Chairita Franklin, CFISD’s assistant superintendent for human resources, said the district has experienced increased vacancies in those areas.

“It’s the same thing [the DOE is] saying,” she said. “When you have less people in the pipeline, you’ll see a shortage. [School districts] are all competing for the same quality educators.”

Franklin said because the Texas Education Agency requires teachers to be certified, most districts will struggle to fill every vacancy. As one of the largest districts in the state, CFISD faces significant staffing challenges.

Increased pressure associated with tying job performance to standardized testing scores has also pushed teachers out of the industry, according to the AEE report.

Cy-Fair ISD makes efforts to recruit, retain new teachersIn 2013, House Bill 5 reduced the number of end-of-course exams that high school students would have to take from 15 to five.

This bill was intended to alleviate pressure from educators across the state as well as within CFISD. According to Franklin, however, the district has not found evidence that standardized testing has significantly affected staffing numbers in Cy-Fair.

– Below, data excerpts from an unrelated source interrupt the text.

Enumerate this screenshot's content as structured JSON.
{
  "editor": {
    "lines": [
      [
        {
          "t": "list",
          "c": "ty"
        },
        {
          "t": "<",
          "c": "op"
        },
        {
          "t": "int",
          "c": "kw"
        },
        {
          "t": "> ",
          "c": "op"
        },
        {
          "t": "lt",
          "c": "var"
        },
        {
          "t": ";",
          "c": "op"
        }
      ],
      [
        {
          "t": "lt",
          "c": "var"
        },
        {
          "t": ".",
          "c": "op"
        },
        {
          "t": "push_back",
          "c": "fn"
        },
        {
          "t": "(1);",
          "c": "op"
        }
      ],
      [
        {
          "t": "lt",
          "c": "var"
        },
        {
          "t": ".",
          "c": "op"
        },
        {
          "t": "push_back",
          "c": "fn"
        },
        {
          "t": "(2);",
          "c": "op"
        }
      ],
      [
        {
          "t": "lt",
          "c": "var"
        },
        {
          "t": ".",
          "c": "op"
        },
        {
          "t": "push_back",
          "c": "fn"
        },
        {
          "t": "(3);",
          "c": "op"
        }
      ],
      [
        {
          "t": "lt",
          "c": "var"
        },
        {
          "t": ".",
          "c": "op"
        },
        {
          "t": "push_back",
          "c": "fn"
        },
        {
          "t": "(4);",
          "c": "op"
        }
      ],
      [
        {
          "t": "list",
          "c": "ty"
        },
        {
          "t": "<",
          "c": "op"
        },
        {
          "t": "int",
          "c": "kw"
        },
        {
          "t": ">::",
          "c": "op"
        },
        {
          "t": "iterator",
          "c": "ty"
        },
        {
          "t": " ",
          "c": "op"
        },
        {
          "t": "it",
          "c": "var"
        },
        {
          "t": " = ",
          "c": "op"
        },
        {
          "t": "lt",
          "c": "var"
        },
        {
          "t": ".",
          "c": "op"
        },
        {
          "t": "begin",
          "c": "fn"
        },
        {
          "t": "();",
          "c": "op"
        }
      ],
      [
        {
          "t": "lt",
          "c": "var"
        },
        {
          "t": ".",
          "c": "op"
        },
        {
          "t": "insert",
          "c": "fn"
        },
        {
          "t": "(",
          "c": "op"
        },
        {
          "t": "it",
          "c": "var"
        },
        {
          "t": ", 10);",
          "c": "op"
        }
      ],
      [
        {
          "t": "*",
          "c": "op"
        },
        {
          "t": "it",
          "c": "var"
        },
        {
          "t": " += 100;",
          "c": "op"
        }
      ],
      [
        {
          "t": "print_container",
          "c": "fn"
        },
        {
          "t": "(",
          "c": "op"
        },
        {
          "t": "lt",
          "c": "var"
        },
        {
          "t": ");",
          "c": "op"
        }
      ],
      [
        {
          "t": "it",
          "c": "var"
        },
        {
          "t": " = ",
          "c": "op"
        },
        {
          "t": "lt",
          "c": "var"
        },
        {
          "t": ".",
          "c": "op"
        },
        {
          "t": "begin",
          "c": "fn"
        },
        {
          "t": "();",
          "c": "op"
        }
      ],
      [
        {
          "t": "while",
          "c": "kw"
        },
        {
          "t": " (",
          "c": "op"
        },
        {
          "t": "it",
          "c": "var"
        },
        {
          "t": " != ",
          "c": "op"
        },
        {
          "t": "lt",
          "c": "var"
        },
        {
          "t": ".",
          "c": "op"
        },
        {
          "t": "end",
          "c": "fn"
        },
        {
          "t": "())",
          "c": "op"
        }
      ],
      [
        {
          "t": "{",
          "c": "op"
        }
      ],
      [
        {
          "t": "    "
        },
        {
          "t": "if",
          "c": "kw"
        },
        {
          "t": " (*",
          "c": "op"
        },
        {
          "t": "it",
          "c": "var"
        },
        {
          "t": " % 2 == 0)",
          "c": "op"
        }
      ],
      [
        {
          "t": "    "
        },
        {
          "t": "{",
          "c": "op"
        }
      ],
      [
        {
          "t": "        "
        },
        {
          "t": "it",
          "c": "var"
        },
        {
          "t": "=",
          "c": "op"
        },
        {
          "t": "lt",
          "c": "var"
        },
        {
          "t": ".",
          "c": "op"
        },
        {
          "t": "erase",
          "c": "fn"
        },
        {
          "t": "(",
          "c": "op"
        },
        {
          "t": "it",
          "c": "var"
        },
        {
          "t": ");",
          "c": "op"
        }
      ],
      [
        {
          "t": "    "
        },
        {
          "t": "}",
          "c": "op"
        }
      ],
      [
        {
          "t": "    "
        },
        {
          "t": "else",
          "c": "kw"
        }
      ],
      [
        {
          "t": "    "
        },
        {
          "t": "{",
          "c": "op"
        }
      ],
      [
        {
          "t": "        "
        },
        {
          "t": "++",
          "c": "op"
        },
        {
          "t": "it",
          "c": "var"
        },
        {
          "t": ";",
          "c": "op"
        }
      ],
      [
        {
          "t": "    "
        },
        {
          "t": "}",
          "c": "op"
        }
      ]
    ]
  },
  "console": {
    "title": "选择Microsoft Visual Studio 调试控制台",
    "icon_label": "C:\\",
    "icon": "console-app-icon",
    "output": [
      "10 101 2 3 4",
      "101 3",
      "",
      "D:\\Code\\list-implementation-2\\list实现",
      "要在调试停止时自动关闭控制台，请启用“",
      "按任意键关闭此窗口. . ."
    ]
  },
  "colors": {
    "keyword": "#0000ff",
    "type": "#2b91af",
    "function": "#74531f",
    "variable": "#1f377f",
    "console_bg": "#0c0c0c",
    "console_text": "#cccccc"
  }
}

“CFISD has not captured data that would speak to teachers leaving the profession due to increased pressure placed on them because of standardized testing,” she said.

In addition to STEM hiring challenges and standardized testing pressure, Texas public schools shouldered a $5.3 billion cut to education in the 2011 legislative session, which resulted in districts statewide cutting teaching positions.

Franklin said CFISD cut many support staff positions following the    budget cuts, which put more responsibility on teachers. However, Stewart said the district has reinstated much of the support staff in recent years.

“I believe that we’re in a pretty healthy position right now,” she said. “Our teachers have a lot of support, and staff development is ongoing.”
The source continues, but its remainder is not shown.